October 2013 Chemotherapy

Headeast

Thank you, SpecialK for the info about the weight. My face looks like a pumpkin but if that changes back to normal after the chemo, then no problem!

Vivian, I go to Mount Sinai in Aventura for my chemo sessions. I did go to Baptist to interview some doctors over there and met Dr. Derhagopian. That was for the mastectomy, but chose Mount Sinai in Miami Beach instead with Dr. Mesko.

Good luck, Headeast

TeamKim

Has anyone experienced bad heartburn that radiates through to the back? I never had heartburn before, but it was so bad last night that I couldn't sleep. There was also a headache that seemed to come and go with it. I took a Pepcid and still it didn't calm down for about an hour. Only thing I can think of that I had different last night was some Chamomile tea (which didn't taste good, but I was at the MIL's house and she was trying so desperately to be helpful with all these things she bought that she wanted me to eat or drink, that I drank it to be polite). Again with the heartburn this morning, when I took my weekly Actinel. Actonel can cause heartburn, but I always drink a ton of water with it and after a year on it, I have never had a problem.

JennH8

TeamKim - Heartburn was one side effect my MO warned me about and made sure I had a prescription to help ward it off. I haven't had to deal with it yet myself (knock on wood), but we're on the same chemo, so that probably is what you're experiencing.

Kathy04

I started TC chemotherapy Oct 9 and yes that was one of my worst symptoms was heartburn. Pharmacist told me Pepcid (bought extra strength generic brand) and it helped. Heartburn only lasted about 2 days. Latest symptom is a vaginal yeast infection, had to do 2 doses of oral fluconazole and it seems to be getting better now. Even with all that I still feel it went better than I thought it would. I was so scared going into it.

travlmom

Team Kim - I am also having heartburn issues. I am trying zantac and it is not helping too much either. Eating TUMS like candy with liquid rolaids. Driving my nuts with the feeling of something always in my throat.

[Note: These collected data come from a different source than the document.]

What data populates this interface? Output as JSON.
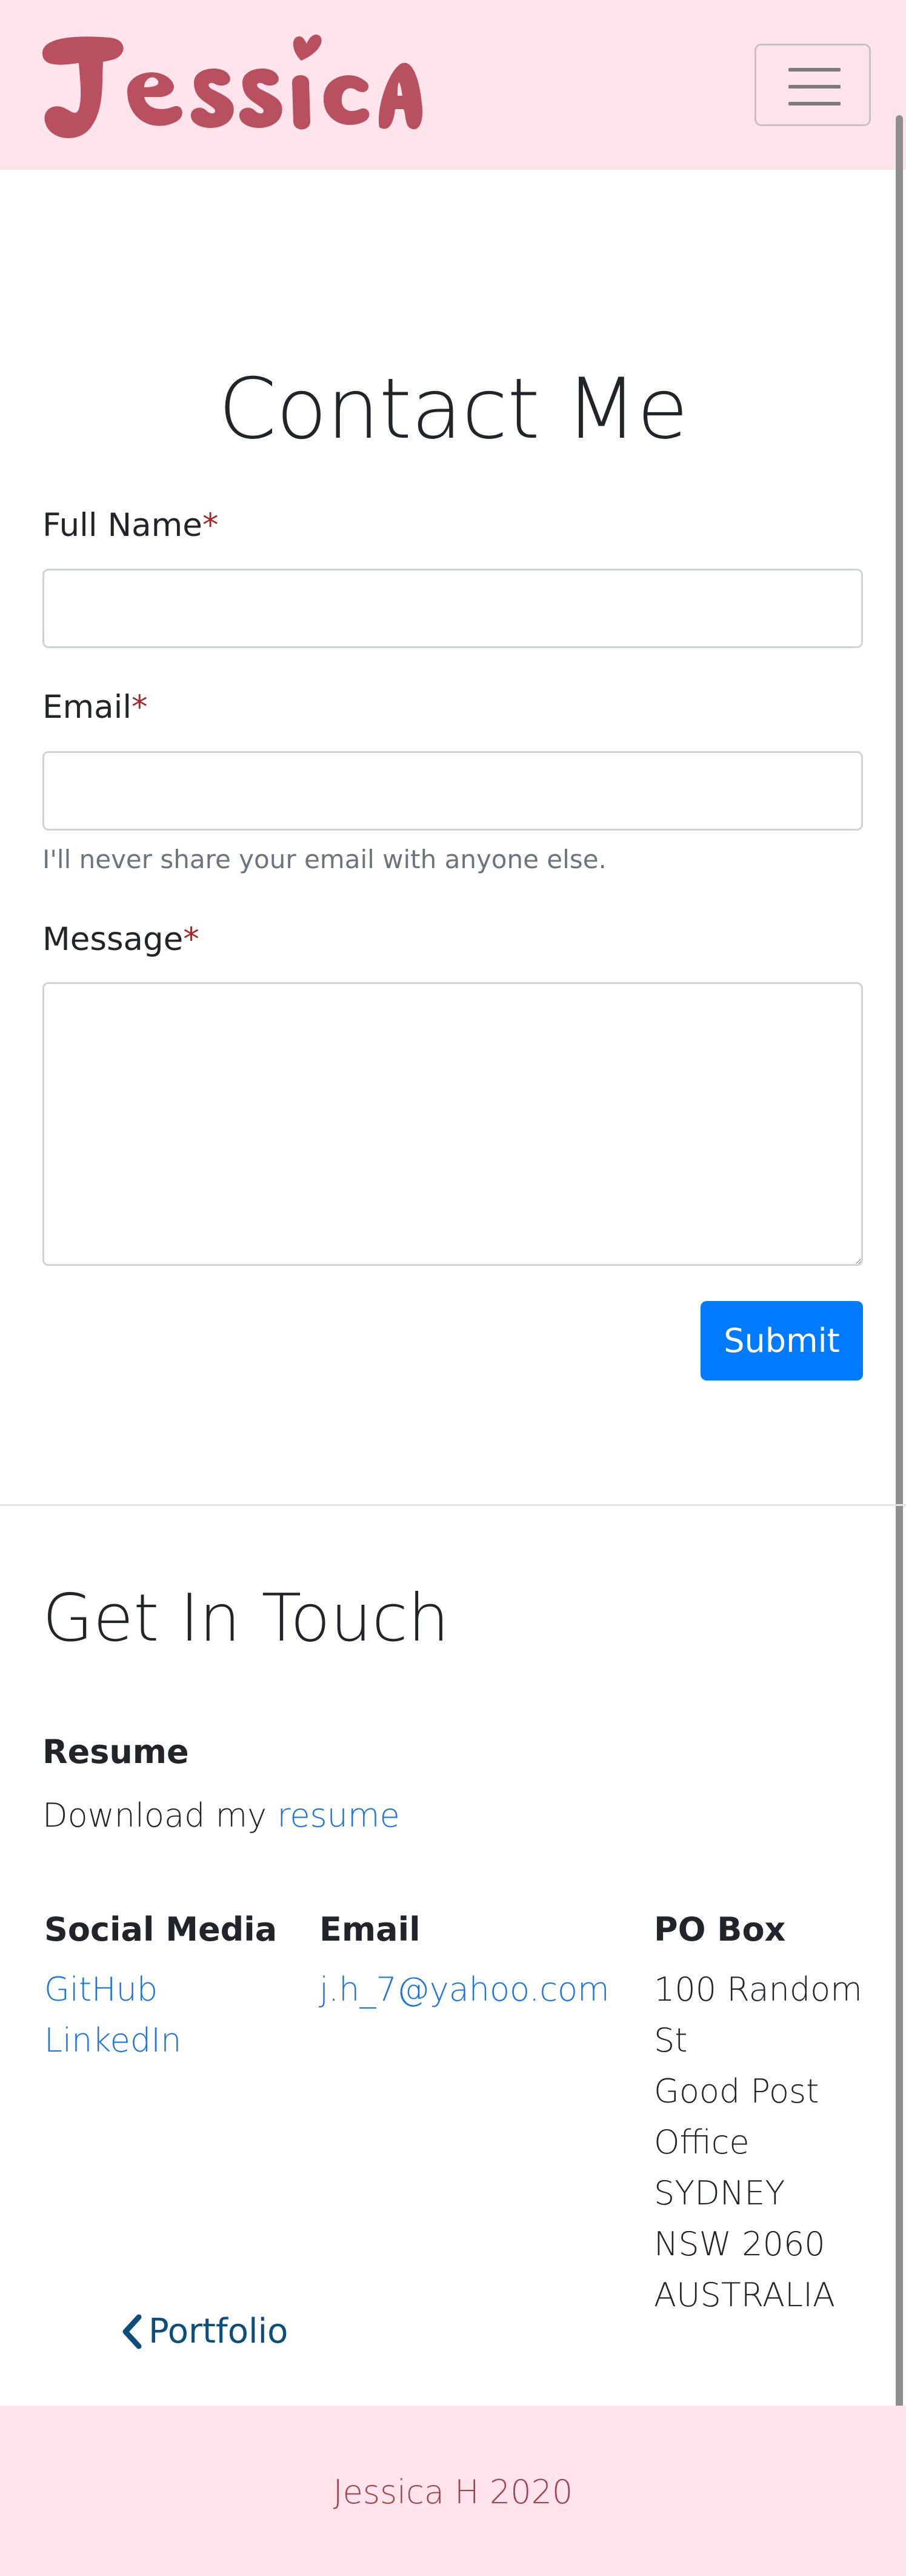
{
  "header": {
    "logo_text": "Jessica",
    "menu_icon": "hamburger-menu-icon"
  },
  "contact": {
    "title": "Contact Me",
    "fields": {
      "full_name_label": "Full Name",
      "full_name_value": "",
      "email_label": "Email",
      "email_value": "",
      "email_help": "I'll never share your email with anyone else.",
      "message_label": "Message",
      "message_value": ""
    },
    "required_mark": "*",
    "submit_label": "Submit"
  },
  "touch": {
    "title": "Get In Touch",
    "resume_heading": "Resume",
    "resume_prefix": "Download my ",
    "resume_link": "resume",
    "social_heading": "Social Media",
    "social_links": [
      "GitHub",
      "LinkedIn"
    ],
    "email_heading": "Email",
    "email_address": "j.h_7@yahoo.com",
    "pobox_heading": "PO Box",
    "pobox_lines": [
      "100 Random",
      "St",
      "Good Post",
      "Office",
      "SYDNEY",
      "NSW 2060",
      "AUSTRALIA"
    ]
  },
  "nav": {
    "portfolio_label": "Portfolio",
    "portfolio_icon": "chevron-left-icon"
  },
  "footer": {
    "text": "Jessica H 2020"
  },
  "colors": {
    "brand_pink_bg": "#ffe4ec",
    "logo": "#b9505f",
    "link": "#1a73e8",
    "button": "#007bff",
    "required": "#a12b2b",
    "footer_text": "#a0424f"
  }
}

Yesterday I had the best meal - a McDonalds Egg McMuffin. It tasted like a Filet Mignon to me. It was great to have some food with taste and protein. Hubby and I went to Sams and got my a case of Ensure - vanilla flavored. I figured if I got vanilla and felt like a flavor (strawberry) I could just add a squirt of syrup. I even got out to see my sons football game - It was so nice to feel good and see him smile when he saw me on the sideline again.

Hoping that my stomach continues to balance out today.

Winter showed up last night here - our deck was covered in an 1/2 inch of sleet at one point. I really like the fall season so it would be nice for winter to wait.

wrenn

Lisa, I have spent the last couple of days getting used to the fact that I probably won't be having chemo but I still read all the tips here on how to make it easier. I would take Claritin even if MO didn't like the idea but it looks like I won't be healed on time and I am trying to get ready for that news and be ok with it.

I'm sorry to hear about all the heartburn you guys are suffering. I have been taking nexium for years and if I forget it in the morning by evening I am paying for it. Heartburn is awful. I wonder if I did have chemo whether the nexium would take care of that?

It sounds like in general it has been as they say "doable" even with all of your side effects you are all still hanging in there and being strong. Maybe it is good that I will never be tested as far as having the strength to endure what you women have dealt with. Not sure I would measure up. :-)

LiLi1964

Wrenn - did your MO say no chemo?  I think the last I read was that you were scheduled (delayed so you can heal).  Did something come up that you are thinking you will not receive chemo?

TeamKim

Thanks, everyone, for the sympathy and tips re: heartburn. Since I have never had it before, it scared me, thought I was having a heart attack! but then I burped and felt a little better and thought -- Duh! I'll try some of the things you suggested.

Wrenn, you would be fine. It is "doable" as you say, but I think we find the courage for whatever the challenge of the day places before us. You have been through so much with your healing delays, so I know you found the strength and courage for that. Thanks for your support -- it has been good to have you here.

--Kim

wrenn

Lisa. I just know from seeing the surgeon that i can't start chemo with an open wound and the home care nurse says there is no way I will be healed by Nov 4th which is the 3 month deadline for chemo being offered.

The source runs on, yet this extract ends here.